Markets likely to gain further3 min read . Updated: 25 Jun 2012, 12:19 PM IST
Markets likely to gain further
A lot happened last week, which brought little cheer to the equity markets. The week started on a positive note as a favourable election outcome in Greece raised hopes of some stability in the euro zone, but this was immediately followed by huge disappointment over Reserve Bank of India’s (RBI) decision to maintain status quo over its monetary policy, which was broadly expected to loosen up a bit to pep up the sagging Indian economy. RBI also raised concerns about the options with the Indian government to deal with the weakening Indian economy. As the week progressed, rising bond yields in Spain and Italy took over the euphoria over the Greek election results and equities globally started tumbling again.
For India, there was more in store as Fitch Ratings became the second credit agency after Standard and Poor’s to threaten India’s investment-grade status by cutting the sovereign outlook to negative. The markets did not react negatively to this, as this raised hopes that some fiscal stimulus could be on the way to contain the economic turmoil. Though nothing as such came up during the week, the ever-falling rupee, which declined to its historical low of 57.32 to a dollar on Friday before recovering partially to settle at 57.12, jolted the government, and the finance minister announced measures would be unveiled on Monday to arrest the slide. The markets will keenly watch the announcements for cues. The weakness in the rupee is clearly evident, and unless the government announces some concrete steps on Monday, it will be really difficult to contain the fall.
Globally, the markets remained edgy after the US Federal Reserve disappointed investors with the size of its US bond purchases. The markets were expecting some road map for the third round of quantitative easing Later, Moody’s downgrade of the world’s major banks led to the rise in dollar against a basket of major currencies. Equities are likely to trade on cautiously positive notes. This week, the rupee and crude prices are likely to rule sentiments. However, the expiry of derivative contracts for June on Thursday might add some volatility. Also, the ruling of the Competition Commission of India on whether to fine tyre firms over allegations of price fixing will also be watched.
Globally, the economic calendar is hectic. The key economic data in the US include new home sales data on Monday, building permits, Richmond Fed composite index, consumer confidence on Tuesday, US durable goods orders for May, midwest manufacturing index for May and pending home sales on Wednesday, first-quarter gross domestic product data, weekly jobless claims on Thursday and personal income data, Chicago Purchasing Mangers’ Index and Michigan sub-indexes will be closely watched on Friday.

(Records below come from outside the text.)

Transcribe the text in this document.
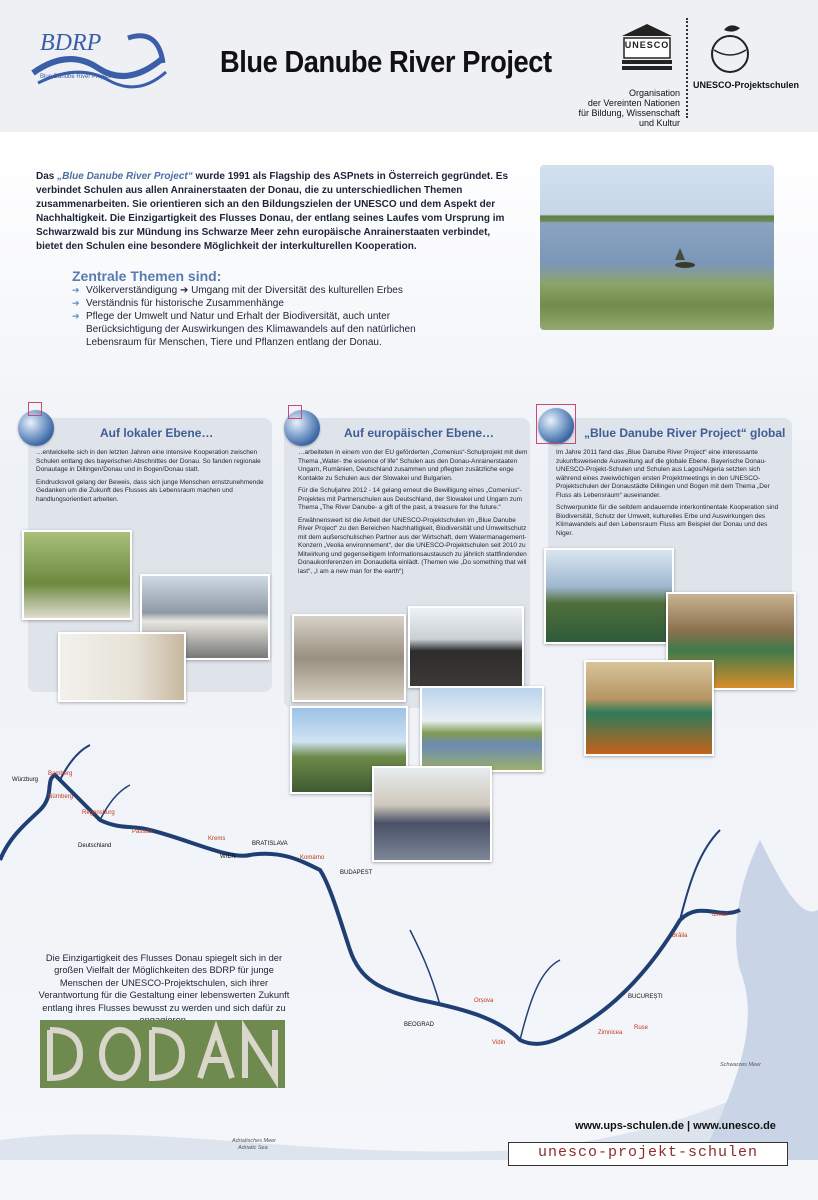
BDRP
Blue Danube River Project	Blue Danube River Project	UNESCO
Organisation
der Vereinten Nationen
für Bildung, Wissenschaft
und Kultur
UNESCO-Projektschulen
Das „Blue Danube River Project“ wurde 1991 als Flagship des ASPnets in Österreich gegründet. Es verbindet Schulen aus allen Anrainerstaaten der Donau, die zu unterschiedlichen Themen zusammenarbeiten. Sie orientieren sich an den Bildungszielen der UNESCO und dem Aspekt der Nachhaltigkeit. Die Einzigartigkeit des Flusses Donau, der entlang seines Laufes vom Ursprung im Schwarzwald bis zur Mündung ins Schwarze Meer zehn europäische Anrainerstaaten verbindet, bietet den Schulen eine besondere Möglichkeit der interkulturellen Kooperation.
Zentrale Themen sind:
➔ Völkerverständigung ➔ Umgang mit der Diversität des kulturellen Erbes
➔ Verständnis für historische Zusammenhänge
➔ Pflege der Umwelt und Natur und Erhalt der Biodiversität, auch unter Berücksichtigung der Auswirkungen des Klimawandels auf den natürlichen Lebensraum für Menschen, Tiere und Pflanzen entlang der Donau.
Auf lokaler Ebene…

…entwickelte sich in den letzten Jahren eine intensive Kooperation zwischen Schulen entlang des bayerischen Abschnittes der Donau. So fanden regionale Donautage in Dillingen/Donau und in Bogen/Donau statt.

Eindrucksvoll gelang der Beweis, dass sich junge Menschen ernstzunehmende Gedanken um die Zukunft des Flusses als Lebensraum machen und handlungsorientiert arbeiten.

Auf europäischer Ebene…

…arbeiteten in einem von der EU geförderten „Comenius“-Schulprojekt mit dem Thema „Water- the essence of life“ Schulen aus den Donau-Anrainerstaaten Ungarn, Rumänien, Deutschland zusammen und pflegten zusätzliche enge Kontakte zu Schulen aus der Slowakei und Bulgarien.

Für die Schuljahre 2012 - 14 gelang erneut die Bewilligung eines „Comenius“-Projektes mit Partnerschulen aus Deutschland, der Slowakei und Ungarn zum Thema „The River Danube- a gift of the past, a treasure for the future.“

Erwähnenswert ist die Arbeit der UNESCO-Projektschulen im „Blue Danube River Project“ zu den Bereichen Nachhaltigkeit, Biodiversität und Umweltschutz mit dem außerschulischen Partner aus der Wirtschaft, dem Watermanagement-Konzern „Veolia environnement“, der die UNESCO-Projektschulen seit 2010 zu Mitwirkung und gegenseitigem Informationsaustausch zu jährlich stattfindenden Donaukonferenzen im Donaudelta einlädt. (Themen wie „Do something that will last“, „I am a new man for the earth“)

„Blue Danube River Project“ global

Im Jahre 2011 fand das „Blue Danube River Project“ eine interessante zukunftsweisende Ausweitung auf die globale Ebene. Bayerische Donau-UNESCO-Projekt-Schulen und Schulen aus Lagos/Nigeria setzten sich während eines zweiwöchigen ersten Projektmeetings in den UNESCO-Projektschulen der Donaustädte Dillingen und Bogen mit dem Thema „Der Fluss als Lebensraum“ auseinander.

Schwerpunkte für die seitdem andauernde interkontinentale Kooperation sind Biodiversität, Schutz der Umwelt, kulturelles Erbe und Auswirkungen des Klimawandels auf den Lebensraum Fluss am Beispiel der Donau und des Niger.

Würzburg
Bamberg
Nürnberg
Regensburg
Passau
Deutschland
Krems
WIEN
BRATISLAVA
Komárno
BUDAPEST
BEOGRAD
Orșova
Vidin
Zimnicea
Ruse
BUCUREȘTI
Brăila
Izmail
Schwarzes Meer
Adriatisches Meer
Adriatic Sea
Die Einzigartigkeit des Flusses Donau spiegelt sich in der großen Vielfalt der Möglichkeiten des BDRP für junge Menschen der UNESCO-Projektschulen, sich ihrer Verantwortung für die Gestaltung einer lebenswerten Zukunft entlang ihres Flusses bewusst zu werden und sich dafür zu
www.ups-schulen.de | www.unesco.de
unesco-projekt-schulen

Technically, the markets are looking positive and are likely to gain further. On its way up, the benchmark Nifty index on the National Stock Exchange is likely to see the first resistance at 5,191, which is likely to be a good level. If it settles above this with good volumes, the outlook in the short term will improve substantially as the new target will shift to 5,348 points. The target does not mean the Nifty will necessarily touch this level as there are many crucial resistance levels en route. The Nifty, on crossing 5,191, will see the next resistance at 5,256. If the volume-led rise pushes the Nifty above this, the next resistance will be 5,295, which is a moderate resistance level, but if crossed, will make way for a target of 5,348 points.
On its way down, the Nifty has its first support at 5,091, which is an important level; until it hovers above this, there will be no danger to the northward momentum. However, if it closes below this, the next key support will be 5,041. This is an important support level and should be watched closely. A fall below this with good volumes or a comfortable close below this will mean negative sentiments with significantly lower key support.

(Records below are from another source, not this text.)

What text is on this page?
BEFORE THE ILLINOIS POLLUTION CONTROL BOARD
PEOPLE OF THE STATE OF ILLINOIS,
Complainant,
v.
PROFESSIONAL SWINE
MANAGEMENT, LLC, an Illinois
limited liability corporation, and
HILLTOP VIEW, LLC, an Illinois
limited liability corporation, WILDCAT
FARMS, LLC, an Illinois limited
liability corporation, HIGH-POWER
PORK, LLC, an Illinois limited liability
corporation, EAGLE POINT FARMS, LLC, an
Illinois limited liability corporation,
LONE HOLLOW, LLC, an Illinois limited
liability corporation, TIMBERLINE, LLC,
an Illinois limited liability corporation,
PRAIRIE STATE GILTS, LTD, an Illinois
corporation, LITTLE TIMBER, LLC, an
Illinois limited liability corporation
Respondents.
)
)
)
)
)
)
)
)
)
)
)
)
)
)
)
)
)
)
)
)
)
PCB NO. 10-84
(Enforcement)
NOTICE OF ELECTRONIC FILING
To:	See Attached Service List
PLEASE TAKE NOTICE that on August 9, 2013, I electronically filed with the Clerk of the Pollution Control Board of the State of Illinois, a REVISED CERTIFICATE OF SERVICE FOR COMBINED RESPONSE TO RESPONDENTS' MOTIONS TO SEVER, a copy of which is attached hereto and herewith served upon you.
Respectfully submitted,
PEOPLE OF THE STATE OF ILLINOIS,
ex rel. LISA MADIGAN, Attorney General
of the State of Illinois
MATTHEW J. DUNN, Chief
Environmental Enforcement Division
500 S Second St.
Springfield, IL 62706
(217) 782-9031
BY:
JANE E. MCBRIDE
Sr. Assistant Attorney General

This week, Dena Bank, Tech Mahindra Ltd and Titan Industries Ltd look good. Dena Bank, at its last close of ₹ 96.65, has a target of ₹ 100, and a stop-loss of ₹ 92. Tech Mahindra,?at?its?last?close of ₹ 688.35, has a target of ₹ 702, and a stop-loss of ₹ 671. Titan, at its last close of ₹ 221, has a target of ₹ 28, and a stop-loss of ₹ 213. From my last week’s recommendations, Reliance Infrastructure Ltd and IndusInd Bank Ltd met targets. Bharat Forge Ltd missed it by a whisker.